O pôr-do-sol visto de um terraço sobre o oceano, em Maceira, Portugal

Uma janela de esperança para a Europa

Duzentos responsáveis das comunidades do movimento em 29 países encontram-se em Portugal para discutir o caminho de um ano. E para rezar a Nossa Senhora de Fátima pelo Papa Leão e pelo dom da paz
Matteo Rigamonti

«O céu abriu-se sobre Portugal como uma janela de esperança que Deus abre quando o homem Lhe fecha a porta». São palavras de Bento XVI em visita a Fátima em 2010 e às quais voltou a dar voz, num fresco fim-se-semana de maio, a vaticanista Aura Miguel, convidada a falar aos duzentos responsáveis das comunidades europeias de Comunhão e Libertação, reunidas para a assembleia anual que recebe o nome de “Diaconia Europa”, e que se realizou pela primeira vez na Maceira, pequeno e sugestivo porto debruçado sobre o oceano que surge entre as colinas a norte de Lisboa.

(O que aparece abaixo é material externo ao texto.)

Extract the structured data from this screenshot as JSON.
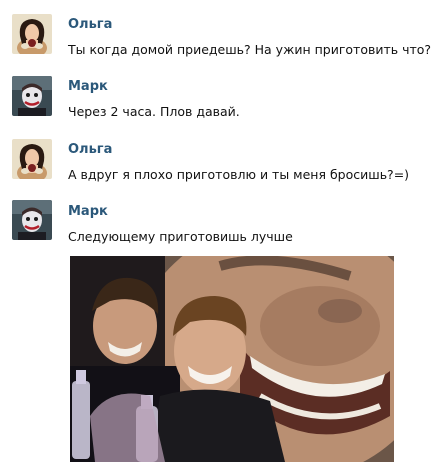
{
  "messages": [
    {
      "author": "Ольга",
      "text": "Ты когда домой приедешь? На ужин приготовить что?",
      "avatar_icon": "olga-avatar-icon"
    },
    {
      "author": "Марк",
      "text": "Через 2 часа. Плов давай.",
      "avatar_icon": "mark-avatar-icon"
    },
    {
      "author": "Ольга",
      "text": "А вдруг я плохо приготовлю и ты меня бросишь?=)",
      "avatar_icon": "olga-avatar-icon"
    },
    {
      "author": "Марк",
      "text": "Следующему приготовишь лучше",
      "avatar_icon": "mark-avatar-icon"
    }
  ],
  "colors": {
    "author_name": "#2b587a",
    "message_text": "#111111",
    "background": "#ffffff"
  }
}
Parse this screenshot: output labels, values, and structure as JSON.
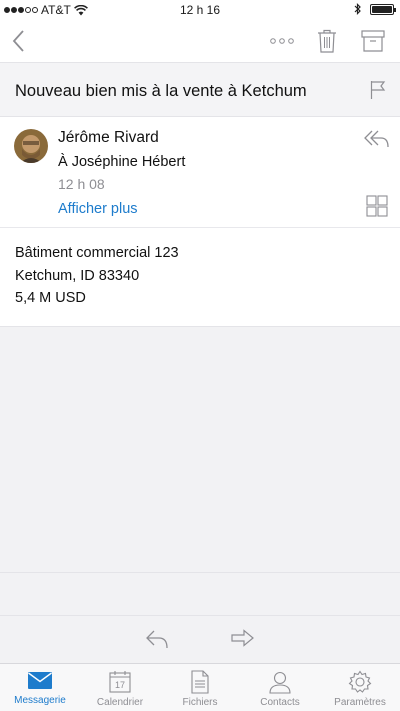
{
  "status_bar": {
    "carrier": "AT&T",
    "time": "12 h 16"
  },
  "toolbar": {
    "back_icon": "chevron-left-icon",
    "more_icon": "more-icon",
    "delete_icon": "trash-icon",
    "archive_icon": "archive-icon"
  },
  "message": {
    "subject": "Nouveau bien mis à la vente à Ketchum",
    "sender": "Jérôme Rivard",
    "recipient": "À Joséphine Hébert",
    "time": "12 h 08",
    "show_more": "Afficher plus",
    "body": {
      "line1": "Bâtiment commercial 123",
      "line2": "Ketchum, ID 83340",
      "line3": "5,4 M USD"
    }
  },
  "tabbar": {
    "tabs": [
      {
        "label": "Messagerie",
        "icon": "mail-icon",
        "active": true
      },
      {
        "label": "Calendrier",
        "icon": "calendar-icon",
        "day": "17"
      },
      {
        "label": "Fichiers",
        "icon": "file-icon"
      },
      {
        "label": "Contacts",
        "icon": "person-icon"
      },
      {
        "label": "Paramètres",
        "icon": "gear-icon"
      }
    ]
  },
  "colors": {
    "accent": "#1e7ccc",
    "icon_gray": "#8e8e93"
  }
}
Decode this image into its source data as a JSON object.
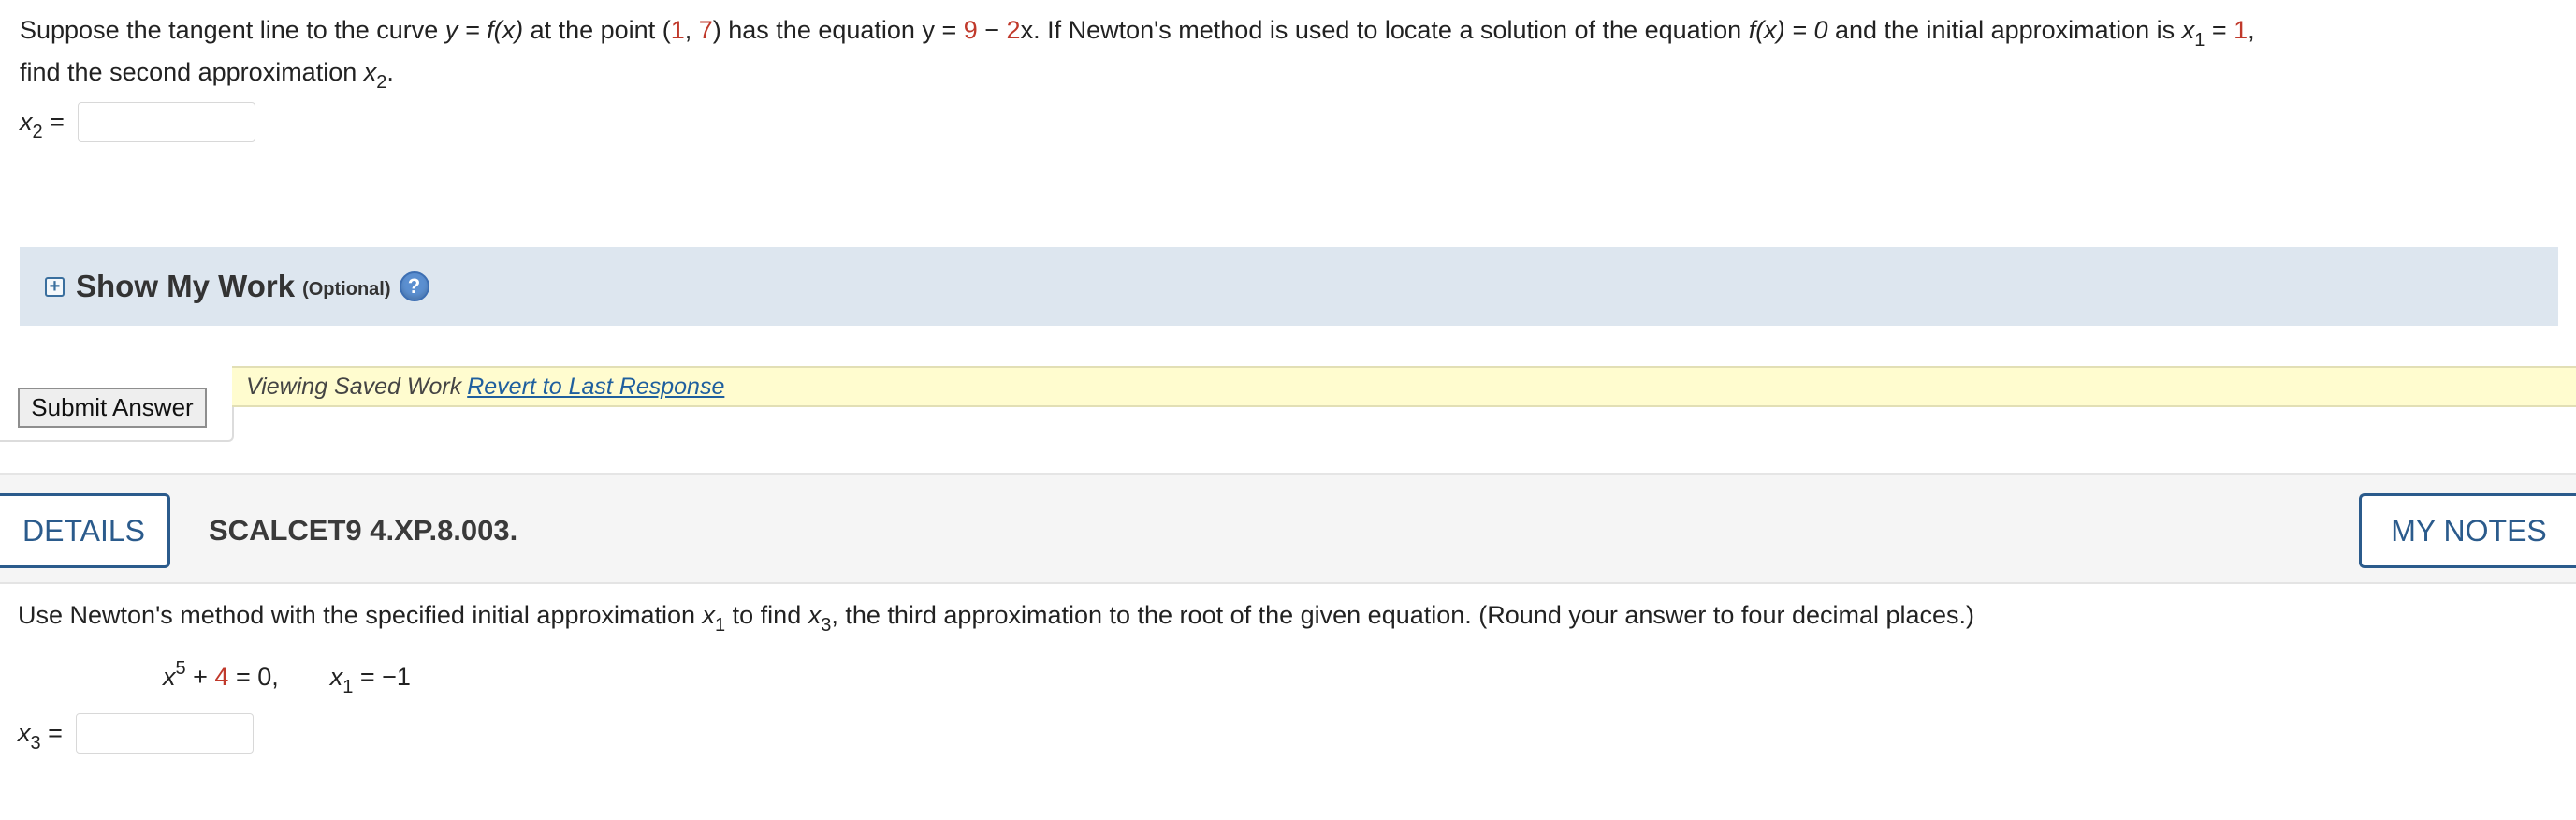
{
  "question1": {
    "text_a": "Suppose the tangent line to the curve ",
    "curve_eq": "y = f(x)",
    "text_b": " at the point (",
    "point_x": "1",
    "comma": ", ",
    "point_y": "7",
    "text_c": ") has the equation y = ",
    "tangent_const": "9",
    "minus": " − ",
    "tangent_coef": "2",
    "text_d": "x. If Newton's method is used to locate a solution of the equation ",
    "solve_eq": "f(x) = 0",
    "text_e": " and the initial approximation is ",
    "x1_var": "x",
    "x1_sub": "1",
    "x1_eq": " = ",
    "x1_val": "1",
    "text_f": ",",
    "text_g": "find the second approximation ",
    "x2_var": "x",
    "x2_sub": "2",
    "text_h": ".",
    "answer_var": "x",
    "answer_sub": "2",
    "answer_eq": " =",
    "answer_value": ""
  },
  "show_work": {
    "expand_glyph": "+",
    "title": "Show My Work",
    "optional": "(Optional)",
    "help_glyph": "?"
  },
  "submit": {
    "label": "Submit Answer"
  },
  "saved": {
    "text": "Viewing Saved Work",
    "revert_link": "Revert to Last Response"
  },
  "header": {
    "details_label": "DETAILS",
    "problem_id": "SCALCET9 4.XP.8.003.",
    "notes_label": "MY NOTES"
  },
  "question2": {
    "text_a": "Use Newton's method with the specified initial approximation ",
    "x1_var": "x",
    "x1_sub": "1",
    "text_b": " to find ",
    "x3_var": "x",
    "x3_sub": "3",
    "text_c": ", the third approximation to the root of the given equation. (Round your answer to four decimal places.)",
    "eq_base": "x",
    "eq_exp": "5",
    "eq_plus": " + ",
    "eq_const": "4",
    "eq_rest": " = 0,",
    "init_var": "x",
    "init_sub": "1",
    "init_eq": " = −1",
    "answer_var": "x",
    "answer_sub": "3",
    "answer_eq": " =",
    "answer_value": ""
  },
  "colors": {
    "accent_red": "#c0392b",
    "link_blue": "#1f5f9e",
    "work_bar_bg": "#dde6ef",
    "saved_bar_bg": "#fffccf",
    "header_button": "#2b5b8c"
  }
}
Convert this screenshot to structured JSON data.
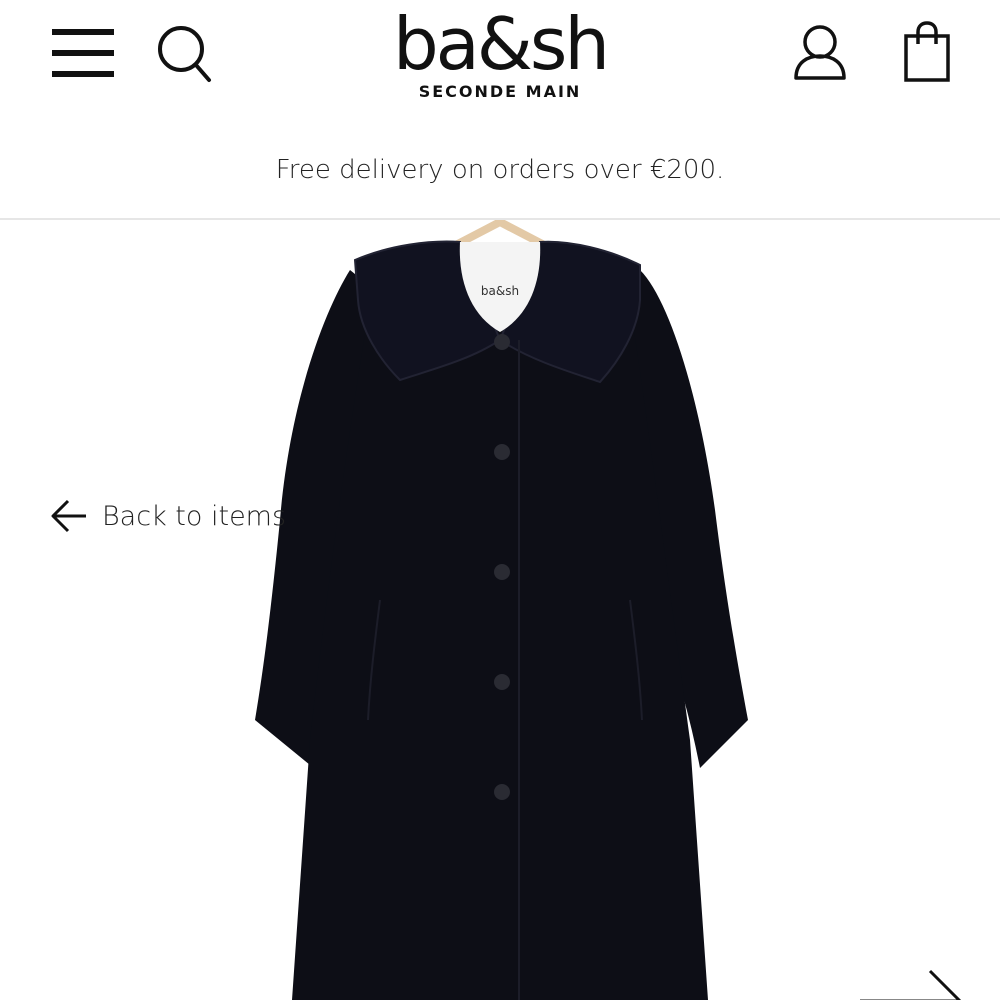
{
  "header": {
    "brand": "ba&sh",
    "brand_sub": "SECONDE MAIN",
    "icons": {
      "menu": "hamburger-menu-icon",
      "search": "search-icon",
      "account": "user-account-icon",
      "bag": "shopping-bag-icon"
    }
  },
  "promo": {
    "text": "Free delivery on orders over €200."
  },
  "product": {
    "label_text": "ba&sh",
    "garment_color": "#0d0e16",
    "back_label": "Back to items",
    "back_icon": "arrow-left-icon",
    "next_icon": "arrow-right-icon"
  },
  "colors": {
    "background": "#ffffff",
    "text": "#111111",
    "divider": "#e6e6e6"
  }
}
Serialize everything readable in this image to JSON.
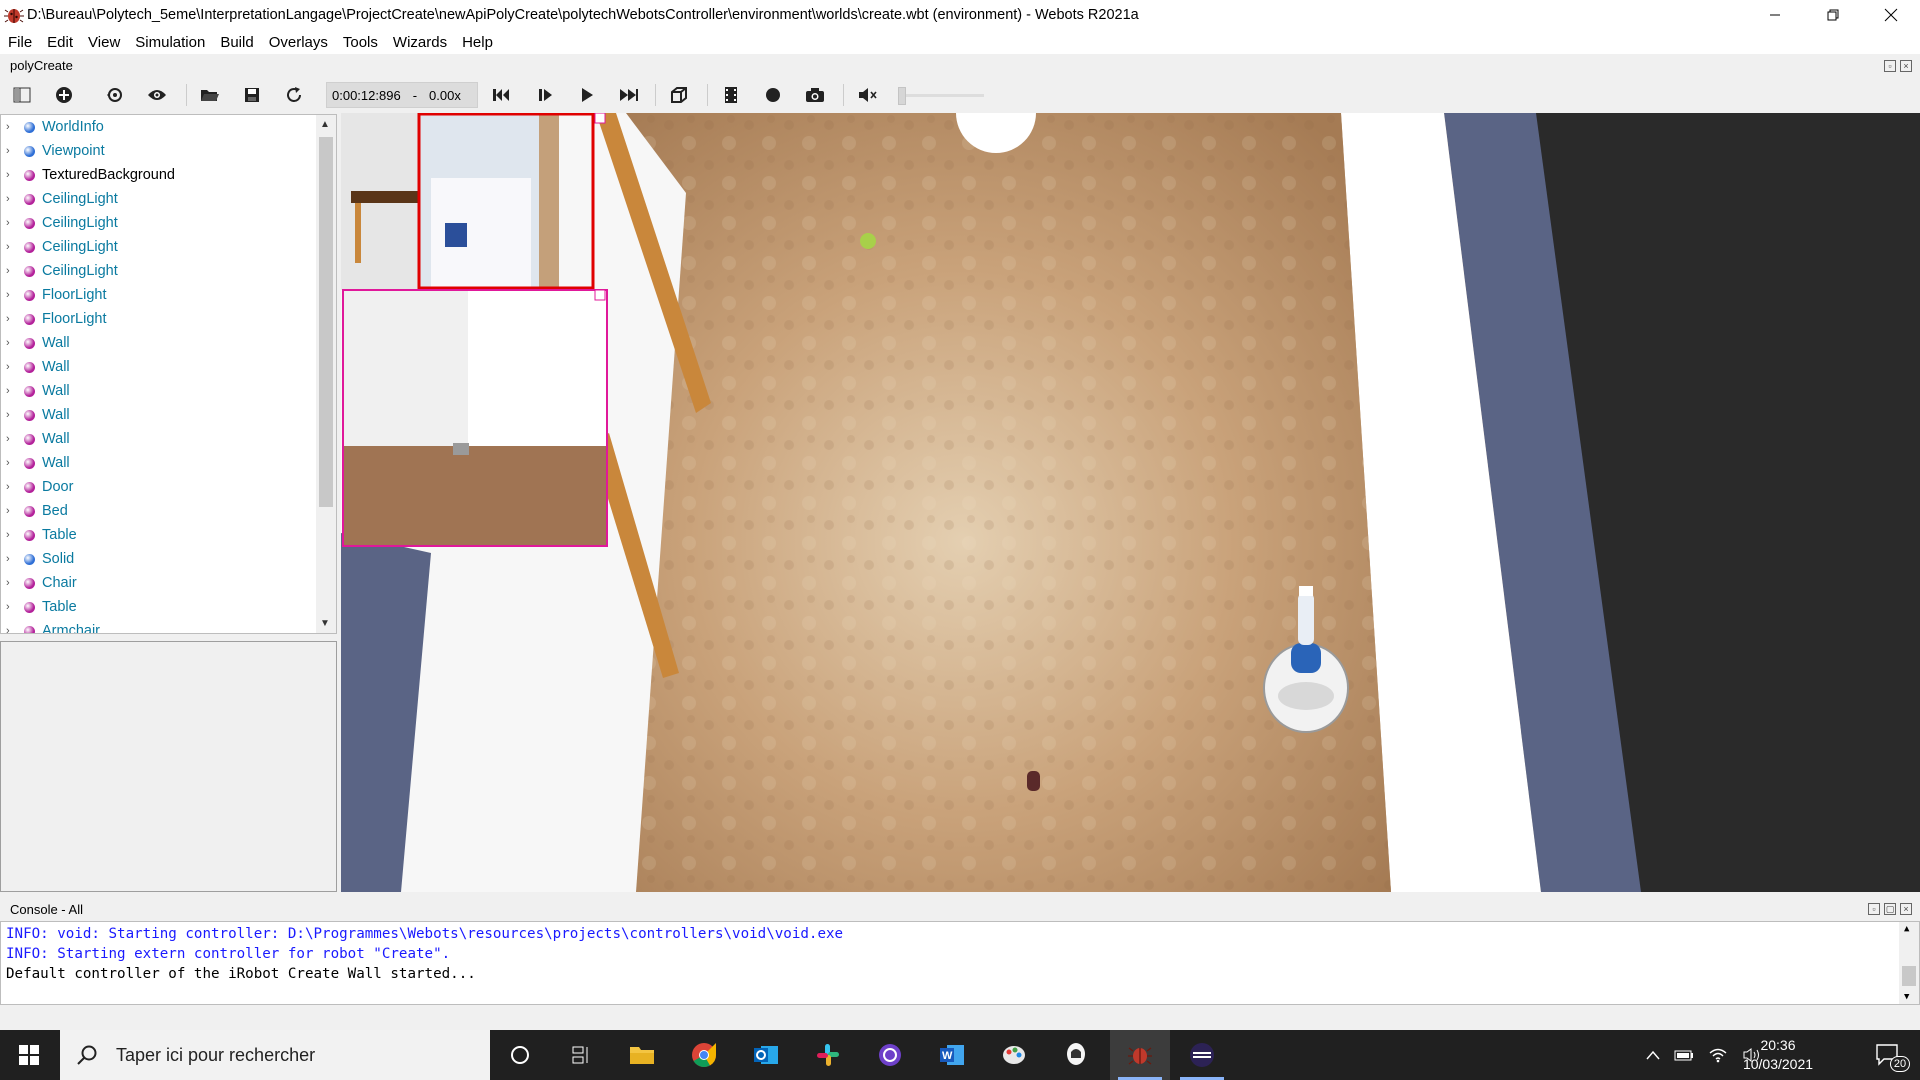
{
  "window": {
    "title": "D:\\Bureau\\Polytech_5eme\\InterpretationLangage\\ProjectCreate\\newApiPolyCreate\\polytechWebotsController\\environment\\worlds\\create.wbt (environment) - Webots R2021a"
  },
  "menu": [
    "File",
    "Edit",
    "View",
    "Simulation",
    "Build",
    "Overlays",
    "Tools",
    "Wizards",
    "Help"
  ],
  "panel_title": "polyCreate",
  "toolbar": {
    "time": "0:00:12:896",
    "dash": "-",
    "speed": "0.00x",
    "volume_level": 0
  },
  "scene_tree": {
    "nodes": [
      {
        "label": "WorldInfo",
        "dot": "#2f6fd6",
        "black": false
      },
      {
        "label": "Viewpoint",
        "dot": "#2f6fd6",
        "black": false
      },
      {
        "label": "TexturedBackground",
        "dot": "#b3219a",
        "black": true
      },
      {
        "label": "CeilingLight",
        "dot": "#b3219a",
        "black": false
      },
      {
        "label": "CeilingLight",
        "dot": "#b3219a",
        "black": false
      },
      {
        "label": "CeilingLight",
        "dot": "#b3219a",
        "black": false
      },
      {
        "label": "CeilingLight",
        "dot": "#b3219a",
        "black": false
      },
      {
        "label": "FloorLight",
        "dot": "#b3219a",
        "black": false
      },
      {
        "label": "FloorLight",
        "dot": "#b3219a",
        "black": false
      },
      {
        "label": "Wall",
        "dot": "#b3219a",
        "black": false
      },
      {
        "label": "Wall",
        "dot": "#b3219a",
        "black": false
      },
      {
        "label": "Wall",
        "dot": "#b3219a",
        "black": false
      },
      {
        "label": "Wall",
        "dot": "#b3219a",
        "black": false
      },
      {
        "label": "Wall",
        "dot": "#b3219a",
        "black": false
      },
      {
        "label": "Wall",
        "dot": "#b3219a",
        "black": false
      },
      {
        "label": "Door",
        "dot": "#b3219a",
        "black": false
      },
      {
        "label": "Bed",
        "dot": "#b3219a",
        "black": false
      },
      {
        "label": "Table",
        "dot": "#b3219a",
        "black": false
      },
      {
        "label": "Solid",
        "dot": "#2f6fd6",
        "black": false
      },
      {
        "label": "Chair",
        "dot": "#b3219a",
        "black": false
      },
      {
        "label": "Table",
        "dot": "#b3219a",
        "black": false
      },
      {
        "label": "Armchair",
        "dot": "#b3219a",
        "black": false
      }
    ]
  },
  "console": {
    "title": "Console - All",
    "lines": [
      {
        "text": "INFO: void: Starting controller: D:\\Programmes\\Webots\\resources\\projects\\controllers\\void\\void.exe",
        "type": "info"
      },
      {
        "text": "INFO: Starting extern controller for robot \"Create\".",
        "type": "info"
      },
      {
        "text": "Default controller of the iRobot Create Wall started...",
        "type": "normal"
      }
    ]
  },
  "taskbar": {
    "search_placeholder": "Taper ici pour rechercher",
    "apps": [
      "cortana-icon",
      "task-view-icon",
      "file-explorer-icon",
      "chrome-icon",
      "outlook-icon",
      "slack-icon",
      "github-desktop-icon",
      "word-icon",
      "paint-icon",
      "app-icon",
      "webots-icon",
      "eclipse-icon"
    ],
    "time": "20:36",
    "date": "10/03/2021",
    "notifications": "20"
  },
  "colors": {
    "accent_magenta": "#e0189a",
    "camera_red": "#e00000",
    "floor": "#c9a27a",
    "wall_blue": "#5a6485",
    "info_text": "#1a1aff"
  }
}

Palavras que retratam muito bem o sentido dos testemunhos de quem, nos três dias do tradicional evento, pôde também desfrutar, além da habitual riqueza dos contributos de 29 países, da Albânia à Hungria, do dom de uma peregrinação ao local onde Nossa Senhora apareceu aos três pastorinhos. E onde, depois da introdução da jornalista que ainda há poucos dias tinha estado com o Papa Leão XIV, foram pedir o dom da «paz do Cristo Ressuscitado» – foram estas as primeiras palavras do sucessor de Pedro – e confiar-Lhe o sucesso do seu pontificado, além da vida das suas comunidades e de todo o movimento. Oferecendo, do primeiro ao último, um fim-de-semana de serviço gratuito prestado à obra da Fraternidade.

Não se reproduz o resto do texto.